У парадного подъезда дворца Млодзеевских Княжнин встретился с Протазановым. Тот приветствовал капитан-поручика как ни в чем не бывало – слава богу, не обиделся за раздражение, которое высказал ему Княжнин после вчерашнего случая в шинке. Просто поинтересовался, откуда Княжнин возвращается. Узнав, порадовался:
– Ну, вот вы и при деле. Знаю, вам от этого будет легче. А скажите, Дмитрий Сергеевич, вы вправду воевали со шведами под началом Игельстрома?
– Какое-то время.
– А были у наших войск победы под его командой?
– Не случилось.
– Понятно теперь, для чего сии маневры. Красотки любят победителей!
– Мне барон назвал другую причину. Не желаете пойти попить кофе в той цукерне за углом, что присмотрел мой денщик?
– Благодарю. Уже приглашен в другое место. Увидимся вечером. Нам, кажется, обещают какого-то сказочного тенора.
– Насколько я знаю, концерт будет приватным.
В пани Гражине, которую Андрюха подсознательно сравнил с подаваемым в ее кофейне крендельком, Княжнин обнаружил еще и изюминку. Изюминка в том и состояла, что аппетитным крендельком у нее выглядели и пухлые губы, и описывающие правильные радиусы брови, и, конечно, фигура, в которой всего было в достатке – и корицы, и сахара – и ничего особенно лишнего. Нет, изюминка была в голосе – низком, с очень приятной хрипотцой. Нет, вовсе не в голосе, а в сообразительности. В женщине ум, если он имеется, – главная изюминка.
– Я разумею, не должна с пана брать гроши за кофе, – с хитрой улыбкой сказала хозяйка заведения, поставив перед Княжниным чашку с ароматным напитком.
– Почему вы так решили? – спросил Княжнин с неподдельным интересом.
– Я знаю всех русских офицеров в этой части Варшавы, которые любят хороший кофе. А вы здесь человек новый, значит, приехали не раньше чем вчера.
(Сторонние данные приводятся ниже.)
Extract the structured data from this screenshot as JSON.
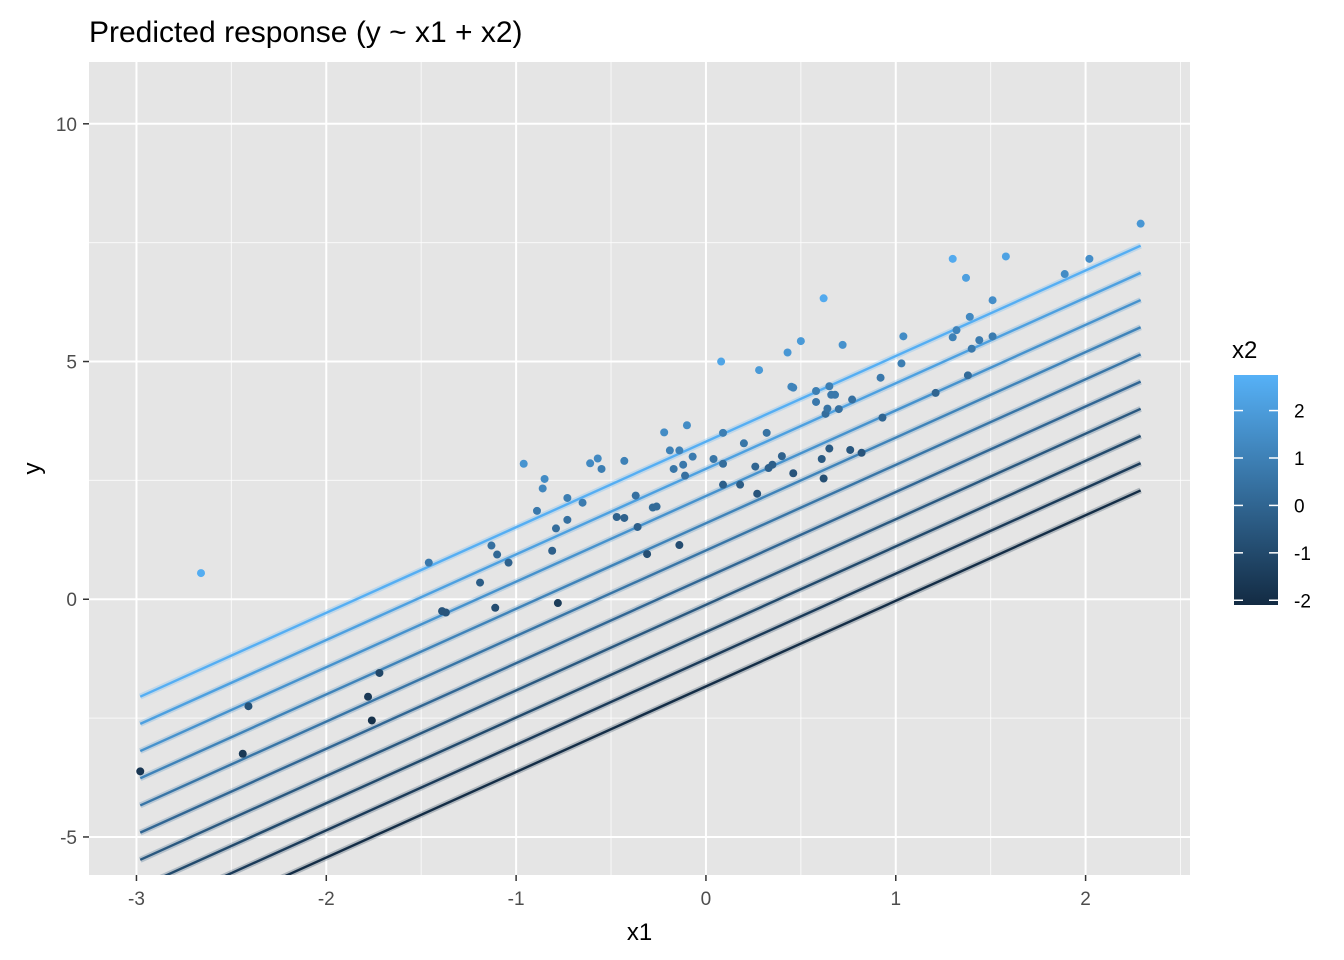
{
  "chart_data": {
    "type": "scatter",
    "title": "Predicted response (y ~ x1 + x2)",
    "xlabel": "x1",
    "ylabel": "y",
    "xlim": [
      -3.25,
      2.55
    ],
    "ylim": [
      -5.8,
      11.3
    ],
    "x_ticks": [
      -3,
      -2,
      -1,
      0,
      1,
      2
    ],
    "x_tick_labels": [
      "-3",
      "-2",
      "-1",
      "0",
      "1",
      "2"
    ],
    "y_ticks": [
      -5,
      0,
      5,
      10
    ],
    "y_tick_labels": [
      "-5",
      "0",
      "5",
      "10"
    ],
    "grid": true,
    "legend_position": "right",
    "legend": {
      "title": "x2",
      "type": "colorbar",
      "min": -2.1,
      "max": 2.75,
      "ticks": [
        2,
        1,
        0,
        -1,
        -2
      ],
      "tick_labels": [
        "2",
        "1",
        "0",
        "-1",
        "-2"
      ],
      "color_low": "#132b43",
      "color_high": "#56b1f7"
    },
    "colors": {
      "panel_background": "#e5e5e5",
      "grid": "#ffffff",
      "low": "#132b43",
      "high": "#56b1f7"
    },
    "fitted_lines": {
      "x_range": [
        -2.98,
        2.29
      ],
      "slope": 1.8,
      "intercept": 0.4,
      "x2_coefficient": 1.1,
      "x2_values": [
        -2.03,
        -1.51,
        -0.99,
        -0.47,
        0.05,
        0.57,
        1.09,
        1.61,
        2.13,
        2.65
      ]
    },
    "points": [
      {
        "x1": -2.98,
        "y": -3.62,
        "x2": -1.7
      },
      {
        "x1": -2.66,
        "y": 0.55,
        "x2": 2.6
      },
      {
        "x1": -2.44,
        "y": -3.25,
        "x2": -1.6
      },
      {
        "x1": -2.41,
        "y": -2.25,
        "x2": -0.7
      },
      {
        "x1": -1.78,
        "y": -2.05,
        "x2": -1.6
      },
      {
        "x1": -1.76,
        "y": -2.55,
        "x2": -1.9
      },
      {
        "x1": -1.72,
        "y": -1.55,
        "x2": -1.1
      },
      {
        "x1": -1.46,
        "y": 0.77,
        "x2": 0.7
      },
      {
        "x1": -1.39,
        "y": -0.25,
        "x2": -0.6
      },
      {
        "x1": -1.37,
        "y": -0.28,
        "x2": -0.6
      },
      {
        "x1": -1.19,
        "y": 0.35,
        "x2": -0.3
      },
      {
        "x1": -1.13,
        "y": 1.13,
        "x2": 0.4
      },
      {
        "x1": -1.11,
        "y": -0.18,
        "x2": -0.9
      },
      {
        "x1": -1.1,
        "y": 0.94,
        "x2": 0.1
      },
      {
        "x1": -1.04,
        "y": 0.77,
        "x2": -0.1
      },
      {
        "x1": -0.96,
        "y": 2.85,
        "x2": 1.7
      },
      {
        "x1": -0.89,
        "y": 1.86,
        "x2": 0.7
      },
      {
        "x1": -0.86,
        "y": 2.33,
        "x2": 1.2
      },
      {
        "x1": -0.85,
        "y": 2.53,
        "x2": 1.4
      },
      {
        "x1": -0.81,
        "y": 1.02,
        "x2": -0.2
      },
      {
        "x1": -0.79,
        "y": 1.49,
        "x2": 0.3
      },
      {
        "x1": -0.78,
        "y": -0.08,
        "x2": -1.5
      },
      {
        "x1": -0.73,
        "y": 1.67,
        "x2": 0.4
      },
      {
        "x1": -0.73,
        "y": 2.13,
        "x2": 0.9
      },
      {
        "x1": -0.65,
        "y": 2.03,
        "x2": 0.8
      },
      {
        "x1": -0.61,
        "y": 2.86,
        "x2": 1.3
      },
      {
        "x1": -0.57,
        "y": 2.96,
        "x2": 1.3
      },
      {
        "x1": -0.55,
        "y": 2.74,
        "x2": 0.9
      },
      {
        "x1": -0.47,
        "y": 1.73,
        "x2": -0.1
      },
      {
        "x1": -0.43,
        "y": 1.71,
        "x2": -0.1
      },
      {
        "x1": -0.43,
        "y": 2.91,
        "x2": 1.0
      },
      {
        "x1": -0.37,
        "y": 2.18,
        "x2": 0.4
      },
      {
        "x1": -0.36,
        "y": 1.52,
        "x2": -0.2
      },
      {
        "x1": -0.31,
        "y": 0.95,
        "x2": -0.8
      },
      {
        "x1": -0.28,
        "y": 1.93,
        "x2": 0.2
      },
      {
        "x1": -0.26,
        "y": 1.95,
        "x2": 0.2
      },
      {
        "x1": -0.22,
        "y": 3.51,
        "x2": 1.4
      },
      {
        "x1": -0.19,
        "y": 3.13,
        "x2": 1.0
      },
      {
        "x1": -0.17,
        "y": 2.74,
        "x2": 0.6
      },
      {
        "x1": -0.14,
        "y": 3.13,
        "x2": 1.0
      },
      {
        "x1": -0.14,
        "y": 1.14,
        "x2": -0.9
      },
      {
        "x1": -0.12,
        "y": 2.83,
        "x2": 0.7
      },
      {
        "x1": -0.11,
        "y": 2.6,
        "x2": 0.4
      },
      {
        "x1": -0.1,
        "y": 3.66,
        "x2": 1.4
      },
      {
        "x1": -0.07,
        "y": 3.0,
        "x2": 0.8
      },
      {
        "x1": 0.04,
        "y": 2.95,
        "x2": 0.6
      },
      {
        "x1": 0.08,
        "y": 5.0,
        "x2": 2.3
      },
      {
        "x1": 0.09,
        "y": 3.5,
        "x2": 0.9
      },
      {
        "x1": 0.09,
        "y": 2.41,
        "x2": -0.2
      },
      {
        "x1": 0.09,
        "y": 2.85,
        "x2": 0.3
      },
      {
        "x1": 0.18,
        "y": 2.41,
        "x2": -0.3
      },
      {
        "x1": 0.2,
        "y": 3.28,
        "x2": 0.6
      },
      {
        "x1": 0.26,
        "y": 2.79,
        "x2": 0.0
      },
      {
        "x1": 0.27,
        "y": 2.22,
        "x2": -0.6
      },
      {
        "x1": 0.28,
        "y": 4.82,
        "x2": 1.9
      },
      {
        "x1": 0.32,
        "y": 3.5,
        "x2": 0.5
      },
      {
        "x1": 0.33,
        "y": 2.76,
        "x2": -0.2
      },
      {
        "x1": 0.35,
        "y": 2.83,
        "x2": -0.2
      },
      {
        "x1": 0.4,
        "y": 3.01,
        "x2": -0.1
      },
      {
        "x1": 0.43,
        "y": 5.19,
        "x2": 1.8
      },
      {
        "x1": 0.45,
        "y": 4.47,
        "x2": 1.2
      },
      {
        "x1": 0.46,
        "y": 4.45,
        "x2": 1.1
      },
      {
        "x1": 0.46,
        "y": 2.65,
        "x2": -0.6
      },
      {
        "x1": 0.5,
        "y": 5.43,
        "x2": 1.9
      },
      {
        "x1": 0.58,
        "y": 4.38,
        "x2": 0.9
      },
      {
        "x1": 0.58,
        "y": 4.15,
        "x2": 0.7
      },
      {
        "x1": 0.61,
        "y": 2.95,
        "x2": -0.4
      },
      {
        "x1": 0.62,
        "y": 2.54,
        "x2": -0.8
      },
      {
        "x1": 0.62,
        "y": 6.33,
        "x2": 2.5
      },
      {
        "x1": 0.63,
        "y": 3.9,
        "x2": 0.3
      },
      {
        "x1": 0.64,
        "y": 4.01,
        "x2": 0.5
      },
      {
        "x1": 0.65,
        "y": 4.48,
        "x2": 0.9
      },
      {
        "x1": 0.65,
        "y": 3.17,
        "x2": -0.4
      },
      {
        "x1": 0.66,
        "y": 4.3,
        "x2": 0.7
      },
      {
        "x1": 0.68,
        "y": 4.3,
        "x2": 0.7
      },
      {
        "x1": 0.7,
        "y": 4.0,
        "x2": 0.4
      },
      {
        "x1": 0.72,
        "y": 5.35,
        "x2": 1.6
      },
      {
        "x1": 0.76,
        "y": 3.14,
        "x2": -0.5
      },
      {
        "x1": 0.77,
        "y": 4.2,
        "x2": 0.4
      },
      {
        "x1": 0.82,
        "y": 3.08,
        "x2": -0.6
      },
      {
        "x1": 0.92,
        "y": 4.66,
        "x2": 0.7
      },
      {
        "x1": 0.93,
        "y": 3.82,
        "x2": 0.0
      },
      {
        "x1": 1.03,
        "y": 4.96,
        "x2": 0.9
      },
      {
        "x1": 1.04,
        "y": 5.53,
        "x2": 1.4
      },
      {
        "x1": 1.21,
        "y": 4.34,
        "x2": 0.0
      },
      {
        "x1": 1.3,
        "y": 5.51,
        "x2": 1.0
      },
      {
        "x1": 1.3,
        "y": 7.16,
        "x2": 2.5
      },
      {
        "x1": 1.32,
        "y": 5.66,
        "x2": 1.1
      },
      {
        "x1": 1.37,
        "y": 6.76,
        "x2": 2.1
      },
      {
        "x1": 1.38,
        "y": 4.71,
        "x2": 0.2
      },
      {
        "x1": 1.39,
        "y": 5.94,
        "x2": 1.3
      },
      {
        "x1": 1.4,
        "y": 5.27,
        "x2": 0.7
      },
      {
        "x1": 1.44,
        "y": 5.45,
        "x2": 0.8
      },
      {
        "x1": 1.51,
        "y": 6.29,
        "x2": 1.5
      },
      {
        "x1": 1.51,
        "y": 5.53,
        "x2": 0.8
      },
      {
        "x1": 1.58,
        "y": 7.21,
        "x2": 2.2
      },
      {
        "x1": 1.89,
        "y": 6.84,
        "x2": 1.4
      },
      {
        "x1": 2.02,
        "y": 7.16,
        "x2": 1.5
      },
      {
        "x1": 2.29,
        "y": 7.9,
        "x2": 1.8
      }
    ]
  }
}
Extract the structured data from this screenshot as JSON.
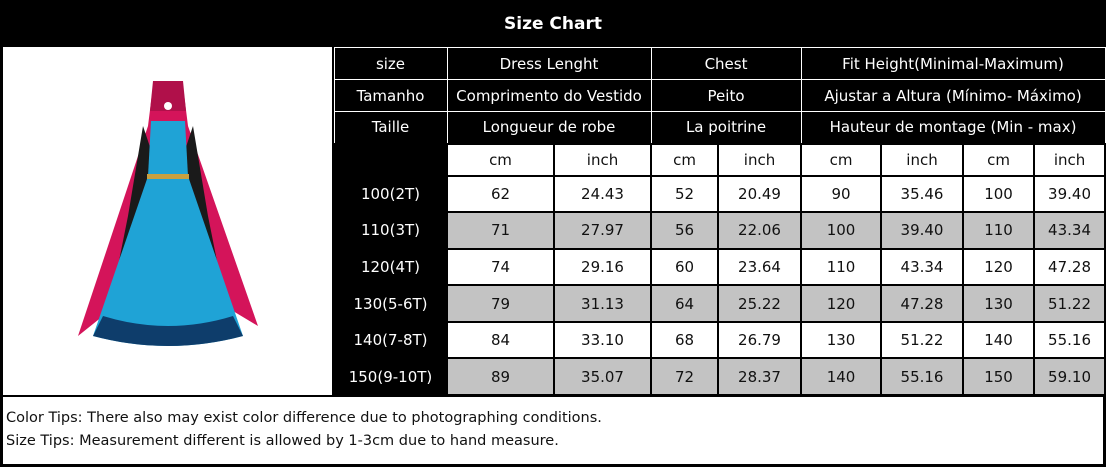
{
  "title": "Size Chart",
  "header_rows": [
    [
      "size",
      "Dress Lenght",
      "Chest",
      "Fit Height(Minimal-Maximum)"
    ],
    [
      "Tamanho",
      "Comprimento do Vestido",
      "Peito",
      "Ajustar a Altura (Mínimo- Máximo)"
    ],
    [
      "Taille",
      "Longueur de robe",
      "La poitrine",
      "Hauteur de montage (Min - max)"
    ]
  ],
  "units": [
    "",
    "cm",
    "inch",
    "cm",
    "inch",
    "cm",
    "inch",
    "cm",
    "inch"
  ],
  "rows": [
    [
      "100(2T)",
      "62",
      "24.43",
      "52",
      "20.49",
      "90",
      "35.46",
      "100",
      "39.40"
    ],
    [
      "110(3T)",
      "71",
      "27.97",
      "56",
      "22.06",
      "100",
      "39.40",
      "110",
      "43.34"
    ],
    [
      "120(4T)",
      "74",
      "29.16",
      "60",
      "23.64",
      "110",
      "43.34",
      "120",
      "47.28"
    ],
    [
      "130(5-6T)",
      "79",
      "31.13",
      "64",
      "25.22",
      "120",
      "47.28",
      "130",
      "51.22"
    ],
    [
      "140(7-8T)",
      "84",
      "33.10",
      "68",
      "26.79",
      "130",
      "51.22",
      "140",
      "55.16"
    ],
    [
      "150(9-10T)",
      "89",
      "35.07",
      "72",
      "28.37",
      "140",
      "55.16",
      "150",
      "59.10"
    ]
  ],
  "tips": [
    "Color Tips: There also may exist color difference due to photographing conditions.",
    "Size Tips: Measurement different is allowed by 1-3cm due to hand measure."
  ],
  "colors": {
    "cape": "#d4145a",
    "dress": "#1fa3d6",
    "sleeves": "#1a1a1a",
    "alt_row": "#c3c3c3"
  }
}
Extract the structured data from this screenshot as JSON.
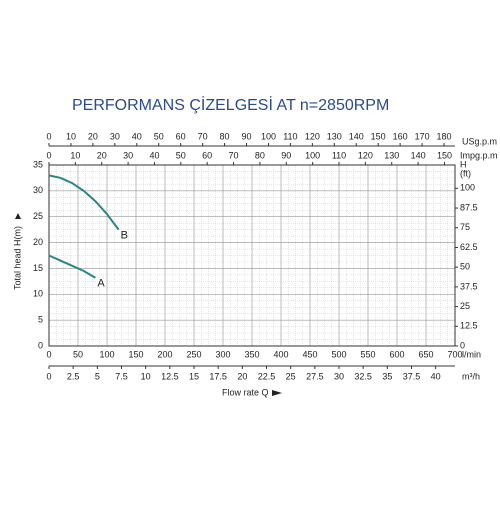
{
  "chart_data": {
    "type": "line",
    "title": "PERFORMANS ÇİZELGESİ  AT n=2850RPM",
    "y_label": "Total  head H(m)",
    "x_label": "Flow rate Q",
    "x_unit": "l/min",
    "xlim": [
      0,
      700
    ],
    "xticks": [
      0,
      50,
      100,
      150,
      200,
      250,
      300,
      350,
      400,
      450,
      500,
      550,
      600,
      650,
      700
    ],
    "ylim": [
      0,
      35
    ],
    "yticks": [
      0,
      5,
      10,
      15,
      20,
      25,
      30,
      35
    ],
    "grid": true,
    "x": [
      0,
      20,
      40,
      60,
      80,
      100,
      120
    ],
    "series": [
      {
        "name": "B",
        "color": "#2a8585",
        "values": [
          33,
          32.5,
          31.5,
          30,
          28,
          25.5,
          22.5
        ]
      },
      {
        "name": "A",
        "color": "#2a8585",
        "values": [
          17.5,
          16.5,
          15.5,
          14.5,
          13.2,
          null,
          null
        ]
      }
    ],
    "usgpm_axis": {
      "unit": "USg.p.m",
      "lim": [
        0,
        185
      ],
      "ticks": [
        0,
        10,
        20,
        30,
        40,
        50,
        60,
        70,
        80,
        90,
        100,
        110,
        120,
        130,
        140,
        150,
        160,
        170,
        180
      ]
    },
    "impgpm_axis": {
      "unit": "Impg.p.m",
      "lim": [
        0,
        154
      ],
      "ticks": [
        0,
        10,
        20,
        30,
        40,
        50,
        60,
        70,
        80,
        90,
        100,
        110,
        120,
        130,
        140,
        150
      ]
    },
    "m3h_axis": {
      "unit": "m³/h",
      "lim": [
        0,
        42
      ],
      "ticks": [
        0,
        2.5,
        5,
        7.5,
        10,
        12.5,
        15,
        17.5,
        20,
        22.5,
        25,
        27.5,
        30,
        32.5,
        35,
        37.5,
        40
      ]
    },
    "ft_axis": {
      "unit_top": "H",
      "unit_bottom": "(ft)",
      "lim": [
        0,
        114.8
      ],
      "ticks": [
        0,
        12.5,
        25,
        37.5,
        50,
        62.5,
        75,
        87.5,
        100
      ]
    }
  }
}
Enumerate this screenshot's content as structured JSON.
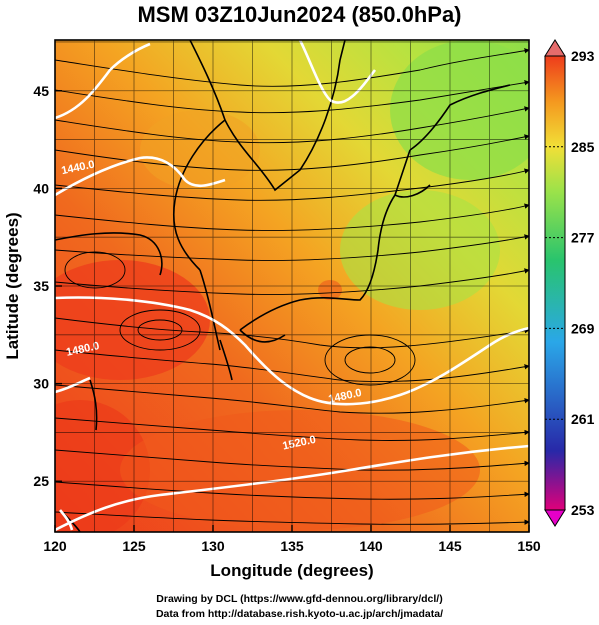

И еще, вы с вашим отважным денщиком оба называете крендель (пресел) «булечка». Наверное, он учился польскому у вас.
– Вы удивительно проницательны. Но позвольте мне все же заплатить.
«Эх, до чего все же приятная женщина! – подумал Княжнин. – Если покопаться в корнях слов, то Гражина – это так и переводится: красивая женщина. Господи, всего-то прошло после расставания с женой, а уже такие мысли… Но ничего, меньше недели – и начнется пост».
– Нет-нет. Я обещала неустойку, – продолжала очаровывать пани Гражина. – Я сама очень сожалею, что такой приятный пан не поселился в нашем доме. От этих музыкантов столько шума!
– Неужели они заволокли на второй этаж рояль?
– Нет, они просто все время ругаются.
– Маэстро Чезаре бранит своего слугу?
– У них вовсе нет слуги.
– У них? – вскинул брови Княжнин.
Ему пришлось удивиться еще больше, когда легкие на помине новые постояльцы пани Гражины появились в кофейне. Они возвращались с прогулки. Странным было то, что маэстро с итальянским именем Чезаре разговаривал по-французски.
– Всего один стаканчик мне совершенно не помешает! – убеждал один, невысокий и полный, с густыми черными бровями.
– Даже не думай, тебе через два часа петь! – отрезал другой, если чем-то и похожий на маэстро, то не музыки, а фехтования. Он действительно был немного похож на Лафоше, и французский, безусловно, был его родным языком.
– Красное вино комнатной температуры прекрасно смягчает голосовые связки! – поглядывая в сторону столиков, настаивал чернобровый толстячок. Судя по всему, это и был маэстро Чезаре.